While Socially Responsible Investing (SRI) is sometimes viewed as the traditional approach to ESG investing, there are meaningful distinctions in the investment philosophy of the two. The key tenet of SRI is linked to values, which can be based on religious views, international norms, codes of conducts or social, environmental or ethical perceptions of specific business activities. However, the subjective and highly personal nature of values also means that there is a less clear common ground in defining the values investment process.
More recently, ESG investing has put more emphasis on understanding the financial dimension of ESG fostering its more systematic use in the mainstream investment process. It is argued that ESG is financially relevant as ESG factors can have material impact to the long-term risk and return profile of investment portfolios. Managing investment risk including ESG risk is therefore an integrated part of portfolio construction and management process and intrinsic to the fiduciary responsibility of investors.
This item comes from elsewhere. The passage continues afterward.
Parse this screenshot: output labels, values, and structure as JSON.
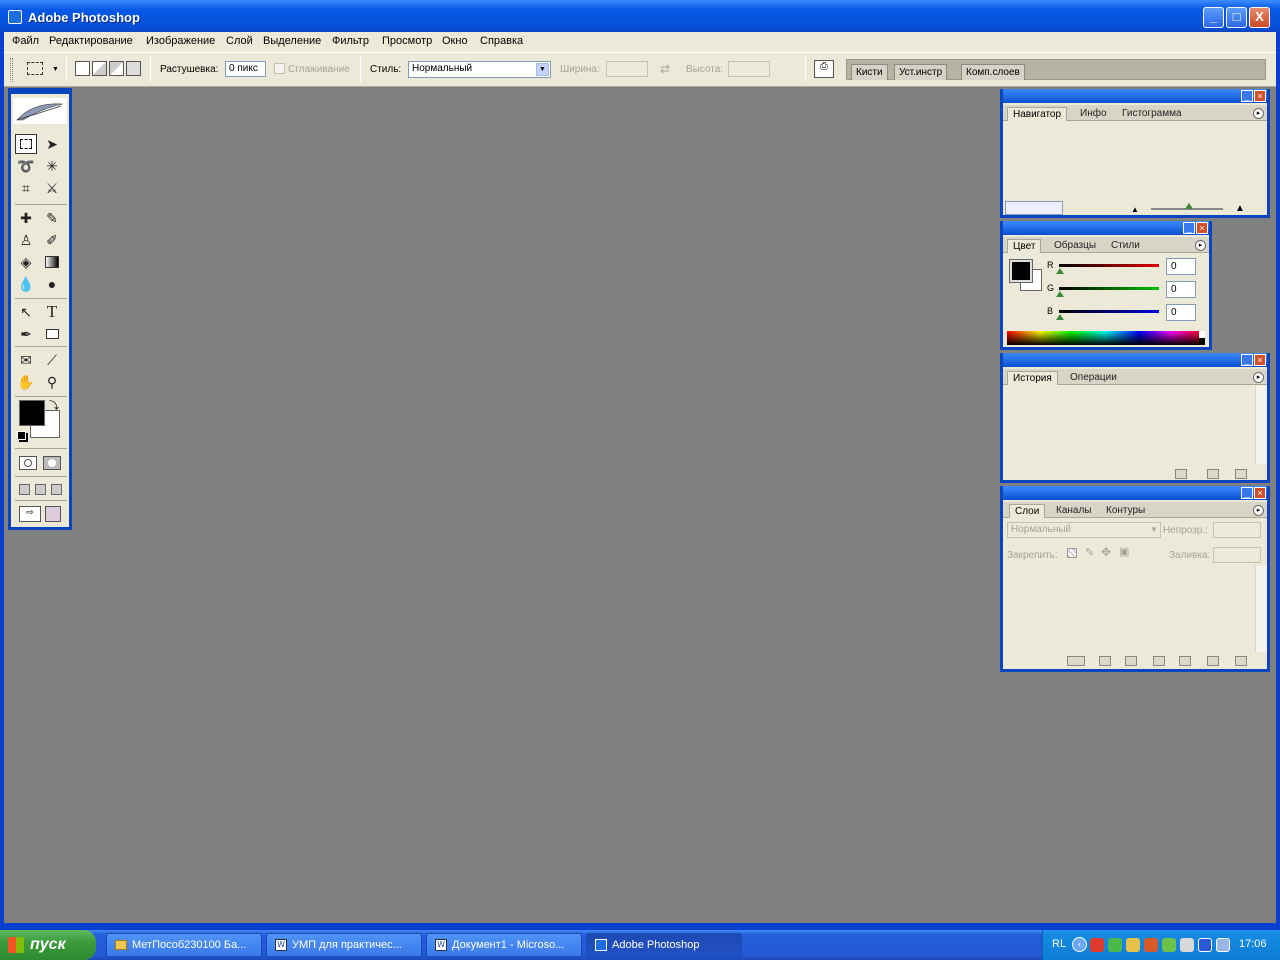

In practice, motivations of ESG investing generally encompass both the financial and values dimensions.
Central to the philosophy of ESG investing is a concept called universal ownership. A universal owner is defined as a long-term owner of a diversified investments portfolio that is spread across the entire market or markets. As a result, universal owners collectively own a share of the economy and are effectively tied into this share in the longer term. They subscribe to the hypothesis that the long-term financial interest of their investments depends on the ability of global markets to produce economic growth on a sustainable basis. As a result, they infer that their actions should involve managing their longer term risk through asset allocations and active ownership practices that are sensitive to longer term ESG factors.
Another common motivation for integrating ESG in the investment process is to manage more actively factors that are believed to be important drivers of risk and return. In this context, ESG factors are seen as both a risk and an opportunity to select better-managed companies.
Overall, the definition of best practice in ESG integration is evolving very quickly. A few years ago, being a UNPRI signatory was considered as advanced; it is now seen as a requirement for large institutional asset managers. The current focus is shifting to measuring better the effectiveness of ESG integration and managing risk effectively.
To ensure effective risk management, it is also important that investors understand the sources of ESG risk and have an overall appreciation of the ESG risk at portfolio level. For this, investors may require a portfolio analytic framework that could provide an overall attribution of portfolio's ESG exposures and risk management performance on key ESG issues.
The ESG analytic framework should facilitate understanding of ESG risk at security, sector, key issues and portfolio level. Changes in ESG exposures at the portfolio level should be regularly analyzed, monitored and adjusted to reflect changes in investment views. In addition, companies with deteriorating ESG performance or those involved in various high profile areas ('controversies') should be actively monitored to ensure the portfolio ESG risk is well understood.